Send an Idempotency-Key header to make retries safe. Replaying the same key returns the original job instead of creating a duplicate.

The file size limit is 100MB per API request. Over-limit, quota, and engine errors come back as RFC 9457 problem details with a code field (for example QUOTA_EXCEEDED, FILE_TOO_LARGE, MODAL_UNAVAILABLE).

Poll for the result

GET /v1/jobs/{id} returns the current status.

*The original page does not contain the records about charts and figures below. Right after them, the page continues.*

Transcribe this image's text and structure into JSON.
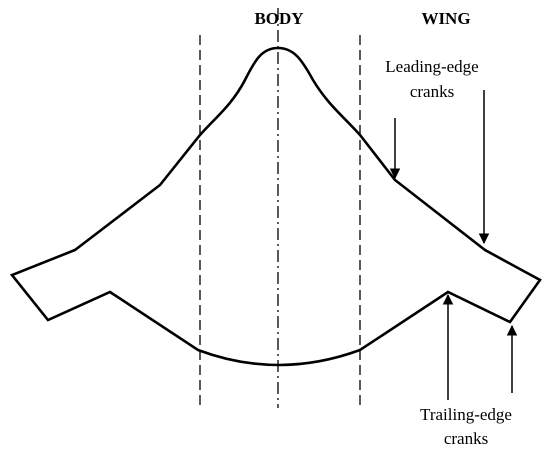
{
  "labels": {
    "body": "BODY",
    "wing": "WING"
  },
  "annotations": {
    "leading_edge": {
      "lines": [
        "Leading-edge",
        "cranks"
      ]
    },
    "trailing_edge": {
      "lines": [
        "Trailing-edge",
        "cranks"
      ]
    }
  }
}
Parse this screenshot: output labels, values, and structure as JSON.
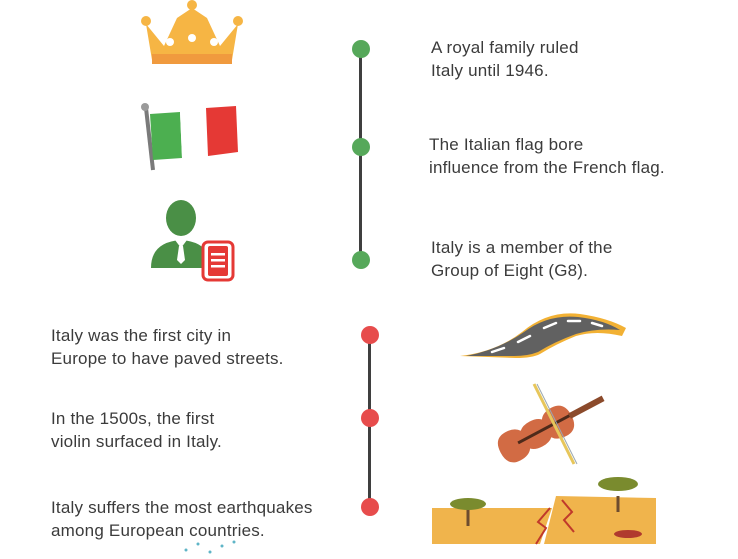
{
  "colors": {
    "timeline_top_dot": "#56a85a",
    "timeline_bottom_dot": "#e74c4c",
    "line": "#3f3f3f"
  },
  "facts_top": [
    {
      "line1": "A royal family ruled",
      "line2": "Italy until 1946.",
      "icon": "crown-icon"
    },
    {
      "line1": "The Italian flag bore",
      "line2": "influence from the French flag.",
      "icon": "italian-flag-icon"
    },
    {
      "line1": "Italy is a member of the",
      "line2": "Group of Eight (G8).",
      "icon": "businessman-document-icon"
    }
  ],
  "facts_bottom": [
    {
      "line1": "Italy was the first city in",
      "line2": "Europe to have paved streets.",
      "icon": "paved-road-icon"
    },
    {
      "line1": "In the 1500s, the first",
      "line2": "violin surfaced in Italy.",
      "icon": "violin-icon"
    },
    {
      "line1": "Italy suffers the most earthquakes",
      "line2": "among European countries.",
      "icon": "earthquake-icon"
    }
  ]
}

While the job is pending or processing, poll until it reaches completed or failed.

curl https://filedigest.dev/v1/jobs/abc123 \
  -H "Authorization: Bearer fd_live_..."

A completed job carries the result inline:

{
  "job_id": "abc123",
  "status": "completed",
  "result": {
    "tokens": 24017,
    "parsed_files": 7,
    "failed_files": 0,
    "digest": "# report.pdf\n...AI-ready Markdown...",
    "manifest": { }
  }
}

Output

The result block holds everything you need downstream:

  • digest: the combined, source-organized Markdown context pack (the same digest.md you download in the app).
  • manifest: structured run metadata plus, for each source, a representations block with markdown, html, doctags, docling_json, and heading-contextualized chunks ready to embed.
  • tokens, parsed_files, failed_files: counts for the run.

The dashboard also exposes the matching provenance.json for source URLs, hashes, and job provenance. See the Examples page for a real packet you can download.

Machine-readable contract and agent files

  • OpenAPI 3.1 spec: the full machine contract for both endpoints.
  • llms.txt: a short agent-discovery file describing the product and its endpoints.
  • llms-full.txt: the expanded agent-discovery file.

These let an agent discover and call FileDigest without reading this page first.